Francis explained, “It was clear that training was needed and the ministry has been providing that to our teachers. We have also been working to procure devices for our students. Internet Service Providers have also been assisting the Ministry.”

Francis said the online platforms were “a work in progress.”

“It has neither been perfect nor ideal. But we have crossed a threshold and if there is another period of closure education will continue,” he said.

But President of the National Primary Schools Principals Association Lance Mottley said COVID-19 caught everyone off-guard and the ministry should be commended for moving swiftly to organise online classes.

Mottley noted that 68,000 primary and secondary pupils were accessing online platforms but thousands more were left behind.

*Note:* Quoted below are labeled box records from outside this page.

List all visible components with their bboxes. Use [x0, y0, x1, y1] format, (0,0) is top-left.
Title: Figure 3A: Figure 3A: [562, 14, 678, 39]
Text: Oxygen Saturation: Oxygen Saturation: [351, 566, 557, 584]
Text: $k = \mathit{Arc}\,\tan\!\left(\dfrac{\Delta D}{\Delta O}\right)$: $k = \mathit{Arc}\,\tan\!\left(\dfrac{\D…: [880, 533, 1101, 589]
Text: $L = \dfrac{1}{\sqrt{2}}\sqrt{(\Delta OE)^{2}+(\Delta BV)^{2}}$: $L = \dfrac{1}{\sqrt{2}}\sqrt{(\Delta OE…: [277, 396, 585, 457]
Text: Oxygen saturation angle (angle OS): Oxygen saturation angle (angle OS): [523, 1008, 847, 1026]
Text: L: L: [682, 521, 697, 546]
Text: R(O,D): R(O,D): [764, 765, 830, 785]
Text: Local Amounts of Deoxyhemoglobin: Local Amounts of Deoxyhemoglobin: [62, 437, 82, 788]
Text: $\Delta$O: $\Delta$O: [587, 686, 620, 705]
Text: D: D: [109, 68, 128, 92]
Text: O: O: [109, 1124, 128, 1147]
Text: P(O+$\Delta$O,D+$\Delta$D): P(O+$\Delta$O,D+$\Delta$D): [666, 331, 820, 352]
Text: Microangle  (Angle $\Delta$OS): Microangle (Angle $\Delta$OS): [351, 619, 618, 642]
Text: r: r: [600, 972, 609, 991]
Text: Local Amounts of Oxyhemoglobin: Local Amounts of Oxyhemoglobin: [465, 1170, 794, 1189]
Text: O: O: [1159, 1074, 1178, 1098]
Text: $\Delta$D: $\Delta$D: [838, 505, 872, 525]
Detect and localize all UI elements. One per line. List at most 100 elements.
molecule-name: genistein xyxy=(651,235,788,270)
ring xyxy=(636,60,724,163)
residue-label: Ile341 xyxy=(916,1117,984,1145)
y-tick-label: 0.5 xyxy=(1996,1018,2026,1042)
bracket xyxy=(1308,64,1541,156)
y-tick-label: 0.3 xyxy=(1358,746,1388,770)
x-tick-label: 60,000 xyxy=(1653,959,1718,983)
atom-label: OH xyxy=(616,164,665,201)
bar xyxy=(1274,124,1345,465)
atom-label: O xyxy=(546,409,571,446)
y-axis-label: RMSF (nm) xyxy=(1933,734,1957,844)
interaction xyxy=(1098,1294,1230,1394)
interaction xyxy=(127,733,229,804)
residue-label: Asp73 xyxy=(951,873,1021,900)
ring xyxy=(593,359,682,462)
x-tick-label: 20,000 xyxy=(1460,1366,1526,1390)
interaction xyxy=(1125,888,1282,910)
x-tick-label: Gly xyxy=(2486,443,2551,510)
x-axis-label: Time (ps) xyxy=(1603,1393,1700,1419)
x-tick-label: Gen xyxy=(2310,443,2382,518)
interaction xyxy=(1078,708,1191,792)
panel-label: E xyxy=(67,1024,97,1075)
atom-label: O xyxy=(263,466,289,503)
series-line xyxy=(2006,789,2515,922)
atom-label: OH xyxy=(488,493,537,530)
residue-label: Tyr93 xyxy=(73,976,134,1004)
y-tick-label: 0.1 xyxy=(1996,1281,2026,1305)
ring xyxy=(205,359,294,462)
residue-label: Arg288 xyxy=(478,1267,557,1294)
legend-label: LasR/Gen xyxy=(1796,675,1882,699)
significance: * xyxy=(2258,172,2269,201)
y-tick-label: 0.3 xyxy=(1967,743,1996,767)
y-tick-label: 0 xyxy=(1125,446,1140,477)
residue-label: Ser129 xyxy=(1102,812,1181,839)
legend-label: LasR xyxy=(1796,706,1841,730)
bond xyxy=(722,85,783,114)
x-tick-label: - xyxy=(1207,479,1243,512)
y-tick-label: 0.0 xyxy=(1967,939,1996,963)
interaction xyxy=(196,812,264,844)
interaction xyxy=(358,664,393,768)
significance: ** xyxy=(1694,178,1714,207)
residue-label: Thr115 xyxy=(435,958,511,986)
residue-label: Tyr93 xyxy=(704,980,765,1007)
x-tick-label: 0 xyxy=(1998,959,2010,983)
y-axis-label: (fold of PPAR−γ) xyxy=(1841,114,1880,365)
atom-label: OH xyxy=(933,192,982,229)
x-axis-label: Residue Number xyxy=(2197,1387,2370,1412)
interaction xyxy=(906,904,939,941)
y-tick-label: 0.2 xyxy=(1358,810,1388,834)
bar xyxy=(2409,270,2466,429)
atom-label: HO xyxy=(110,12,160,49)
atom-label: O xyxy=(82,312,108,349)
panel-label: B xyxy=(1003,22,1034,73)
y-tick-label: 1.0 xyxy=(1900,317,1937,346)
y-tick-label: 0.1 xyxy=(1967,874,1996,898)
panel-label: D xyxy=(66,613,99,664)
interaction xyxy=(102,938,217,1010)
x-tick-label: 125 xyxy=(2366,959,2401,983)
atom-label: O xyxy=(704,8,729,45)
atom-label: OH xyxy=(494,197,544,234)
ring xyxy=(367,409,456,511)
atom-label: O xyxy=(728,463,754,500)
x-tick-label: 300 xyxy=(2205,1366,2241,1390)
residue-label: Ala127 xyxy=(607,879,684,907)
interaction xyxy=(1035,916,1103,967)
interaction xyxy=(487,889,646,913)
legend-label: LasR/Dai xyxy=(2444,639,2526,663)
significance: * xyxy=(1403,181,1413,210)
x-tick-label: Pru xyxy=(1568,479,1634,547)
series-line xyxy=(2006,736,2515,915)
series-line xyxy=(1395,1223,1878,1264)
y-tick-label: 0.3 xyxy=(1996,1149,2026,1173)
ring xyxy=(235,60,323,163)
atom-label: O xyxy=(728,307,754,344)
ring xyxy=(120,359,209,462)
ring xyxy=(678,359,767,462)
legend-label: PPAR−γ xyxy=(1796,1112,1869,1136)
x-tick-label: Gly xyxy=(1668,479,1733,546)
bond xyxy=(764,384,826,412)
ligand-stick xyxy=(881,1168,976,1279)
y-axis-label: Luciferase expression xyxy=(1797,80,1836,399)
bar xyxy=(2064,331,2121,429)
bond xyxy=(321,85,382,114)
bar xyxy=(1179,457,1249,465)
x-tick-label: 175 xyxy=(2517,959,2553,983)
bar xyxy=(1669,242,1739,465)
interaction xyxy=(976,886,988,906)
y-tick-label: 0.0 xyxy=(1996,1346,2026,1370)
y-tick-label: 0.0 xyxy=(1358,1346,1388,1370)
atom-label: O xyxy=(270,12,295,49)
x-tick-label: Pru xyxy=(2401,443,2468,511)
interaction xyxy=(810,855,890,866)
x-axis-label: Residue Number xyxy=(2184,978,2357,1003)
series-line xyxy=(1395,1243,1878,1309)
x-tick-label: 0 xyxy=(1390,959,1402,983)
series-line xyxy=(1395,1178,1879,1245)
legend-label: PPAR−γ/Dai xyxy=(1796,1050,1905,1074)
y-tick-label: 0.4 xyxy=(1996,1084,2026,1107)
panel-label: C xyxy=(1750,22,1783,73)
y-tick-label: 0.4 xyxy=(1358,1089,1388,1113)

“We expected and understood that not everyone had the same financial resources to enable them to access online education,” he said.

Mottley recommended that the government offer tax incentives to students so that devices could be imported without paying duties.

“This will make these devices cheaper and easily accessible. The State must also put in the proper infrastructure so that there is cheap internet access,” Mottley said.

He noted that online classes were the new normal and going forward the Ministry must take a blended approach to accommodate online learning for pupils.

Mottley also said that there will be a new role for private tutors as many parents cannot supervise their children’s online learning. Mottley said he will not be surprised if more parents opt to homeschool their children rather than send them out for formal education in the traditional setting.

I won’t be surprised if parents opt for online earning methods rather than sending their children to school because some parents are concerned about COVID,” he added.

Meanwhile, principal of Windermere Private School Laureen Debance-Misir who rolled out her third term with online classes using Zoom said having a reliable internet supply was crucial to the success of online classes.

“Fixing the problems would mean a great internet connection throughout the country, free internet and computers for all children. They can have a big flat screen in the community centre. More classes could be held on the TV so it would meet the range of all children, not just SEA,” she said.

Vice Principal Oma Ramnarine said the online classes worked well.

“I found the interaction with the students was good. Remote learning gave the students a break from the hustling and their attention span was longer. They were less tired and very enthusiastic to learn from this forum,” she said.

Head of Department for the Lower School Ruby Sirjusingh said she provided exercise breaks in between her teaching to keep the children focussed and encouraged.

“This format allows for a lot of creative ways of teaching. You can integrate a lot of technology in the program. And I think the students loved this aspect of online teaching because they are children in the technological age,” she explained.